これは今年見られるようになると思います。RLで訓練されたモデルが、推論の軌跡を改善するだけでなく、外部の道具を呼び出すことができるようになります。DeepSeekが電卓を呼び出せるようになることを想像してみてください。
これは複雑で、単一の統一されたモデルという考え方から、より複雑なパイプラインへと移行することを人々は好まないかもしれません。しかし、それが進む方向だと思います。
数学の問題の解答をトークン空間だけで得ることに制限する必要はありません。
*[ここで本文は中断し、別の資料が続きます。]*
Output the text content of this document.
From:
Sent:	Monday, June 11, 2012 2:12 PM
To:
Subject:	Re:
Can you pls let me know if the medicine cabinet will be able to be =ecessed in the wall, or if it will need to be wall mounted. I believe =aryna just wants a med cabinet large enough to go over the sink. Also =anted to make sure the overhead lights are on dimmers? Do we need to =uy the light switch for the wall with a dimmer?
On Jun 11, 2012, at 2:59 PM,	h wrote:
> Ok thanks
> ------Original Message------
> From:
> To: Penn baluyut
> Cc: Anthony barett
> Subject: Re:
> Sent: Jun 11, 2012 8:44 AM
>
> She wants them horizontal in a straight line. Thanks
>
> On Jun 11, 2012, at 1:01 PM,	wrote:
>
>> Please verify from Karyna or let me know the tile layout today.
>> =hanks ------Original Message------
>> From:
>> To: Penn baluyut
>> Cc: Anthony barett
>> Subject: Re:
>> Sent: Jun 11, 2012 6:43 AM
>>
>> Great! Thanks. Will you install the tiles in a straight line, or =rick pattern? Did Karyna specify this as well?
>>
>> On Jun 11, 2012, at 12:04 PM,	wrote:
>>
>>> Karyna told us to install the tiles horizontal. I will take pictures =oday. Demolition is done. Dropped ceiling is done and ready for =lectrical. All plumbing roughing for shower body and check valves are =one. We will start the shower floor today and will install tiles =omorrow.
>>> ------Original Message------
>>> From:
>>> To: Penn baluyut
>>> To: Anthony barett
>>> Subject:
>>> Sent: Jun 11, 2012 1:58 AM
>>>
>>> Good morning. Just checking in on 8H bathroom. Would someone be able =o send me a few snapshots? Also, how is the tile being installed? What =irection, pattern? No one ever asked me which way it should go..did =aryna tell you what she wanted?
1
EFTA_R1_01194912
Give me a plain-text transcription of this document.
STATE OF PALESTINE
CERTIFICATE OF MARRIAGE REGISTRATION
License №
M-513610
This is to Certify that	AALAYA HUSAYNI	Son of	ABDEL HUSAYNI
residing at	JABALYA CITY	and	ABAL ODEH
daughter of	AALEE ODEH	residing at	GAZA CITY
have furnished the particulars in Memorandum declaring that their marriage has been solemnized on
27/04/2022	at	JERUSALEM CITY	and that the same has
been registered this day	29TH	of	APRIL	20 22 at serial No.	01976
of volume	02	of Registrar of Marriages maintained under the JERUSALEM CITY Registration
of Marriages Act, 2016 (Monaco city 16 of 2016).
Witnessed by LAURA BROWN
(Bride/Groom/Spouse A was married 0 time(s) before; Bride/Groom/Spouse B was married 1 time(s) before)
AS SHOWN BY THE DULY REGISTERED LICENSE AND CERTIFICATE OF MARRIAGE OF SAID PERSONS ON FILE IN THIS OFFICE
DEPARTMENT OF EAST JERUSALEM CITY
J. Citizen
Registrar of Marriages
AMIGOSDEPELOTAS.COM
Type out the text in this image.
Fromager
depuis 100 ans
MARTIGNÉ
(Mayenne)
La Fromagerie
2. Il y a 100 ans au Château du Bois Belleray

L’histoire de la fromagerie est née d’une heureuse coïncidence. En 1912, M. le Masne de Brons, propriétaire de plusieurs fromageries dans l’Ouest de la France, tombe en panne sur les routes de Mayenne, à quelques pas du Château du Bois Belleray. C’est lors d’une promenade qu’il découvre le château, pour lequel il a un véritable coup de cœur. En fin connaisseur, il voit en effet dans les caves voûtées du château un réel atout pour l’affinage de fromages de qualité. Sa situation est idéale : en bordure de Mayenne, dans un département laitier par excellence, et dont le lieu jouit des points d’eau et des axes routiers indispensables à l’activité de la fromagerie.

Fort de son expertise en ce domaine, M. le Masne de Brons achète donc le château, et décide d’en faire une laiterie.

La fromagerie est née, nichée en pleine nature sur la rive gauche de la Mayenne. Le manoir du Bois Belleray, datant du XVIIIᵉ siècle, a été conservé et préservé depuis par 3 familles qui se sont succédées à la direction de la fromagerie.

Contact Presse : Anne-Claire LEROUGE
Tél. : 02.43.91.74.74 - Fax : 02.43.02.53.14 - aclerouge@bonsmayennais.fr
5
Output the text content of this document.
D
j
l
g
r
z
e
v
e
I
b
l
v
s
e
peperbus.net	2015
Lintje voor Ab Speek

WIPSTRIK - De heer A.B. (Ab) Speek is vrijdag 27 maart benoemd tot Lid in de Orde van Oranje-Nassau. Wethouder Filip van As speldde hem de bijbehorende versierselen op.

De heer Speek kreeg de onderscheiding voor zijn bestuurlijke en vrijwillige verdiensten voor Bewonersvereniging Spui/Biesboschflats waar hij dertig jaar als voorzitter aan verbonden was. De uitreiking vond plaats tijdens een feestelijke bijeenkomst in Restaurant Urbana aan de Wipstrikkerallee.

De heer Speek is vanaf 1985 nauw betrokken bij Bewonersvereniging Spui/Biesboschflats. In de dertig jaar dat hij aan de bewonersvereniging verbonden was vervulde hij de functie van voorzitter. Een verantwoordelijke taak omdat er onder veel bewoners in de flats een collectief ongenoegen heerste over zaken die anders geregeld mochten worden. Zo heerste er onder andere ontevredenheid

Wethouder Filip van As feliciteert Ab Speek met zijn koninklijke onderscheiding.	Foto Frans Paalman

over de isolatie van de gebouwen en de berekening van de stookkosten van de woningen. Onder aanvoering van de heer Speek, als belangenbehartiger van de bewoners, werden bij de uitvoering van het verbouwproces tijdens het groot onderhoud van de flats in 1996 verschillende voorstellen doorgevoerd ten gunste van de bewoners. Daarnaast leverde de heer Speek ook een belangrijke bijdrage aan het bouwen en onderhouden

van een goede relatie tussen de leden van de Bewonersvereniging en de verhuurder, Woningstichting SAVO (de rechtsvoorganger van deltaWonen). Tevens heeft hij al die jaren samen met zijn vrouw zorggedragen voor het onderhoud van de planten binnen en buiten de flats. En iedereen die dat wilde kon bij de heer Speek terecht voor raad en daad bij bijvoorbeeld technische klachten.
道具を使用する能力を与え、RLを使ってこれらの道具の使用と選択を改善すれば、性能の向上は現在のトークン空間での制限よりもはるかに大きくなるでしょう。
次の論文「自己改善型トランスフォーマーが簡単から難しいへの一般化と長さの一般化の課題を克服する」を見てみましょう。これはこれまで話してきたものとは少し異なりますが、重要です。
カーネギーメロン大学の研究です(私はカーネギーメロンに少し偏っているかもしれません)。基本的なアイデアは、迷路を通り抜けるような単純な問題を扱っています。
まず、初期の訓練データセットで学習します。その後、分布内のデータ(訓練セット内の迷路)と分布外のデータ(訓練セット外の迷路)で予測を収集します。つまり、モデルの一般化能力をテストしているわけです。
解答を収集し、多数決や長さを使って良い解答と悪い解答をフィルタリングします。例えば、新しい迷路で10回試行して、6回は非常に長い経路、3回は終点に到達せず、1回だけ到達したとします。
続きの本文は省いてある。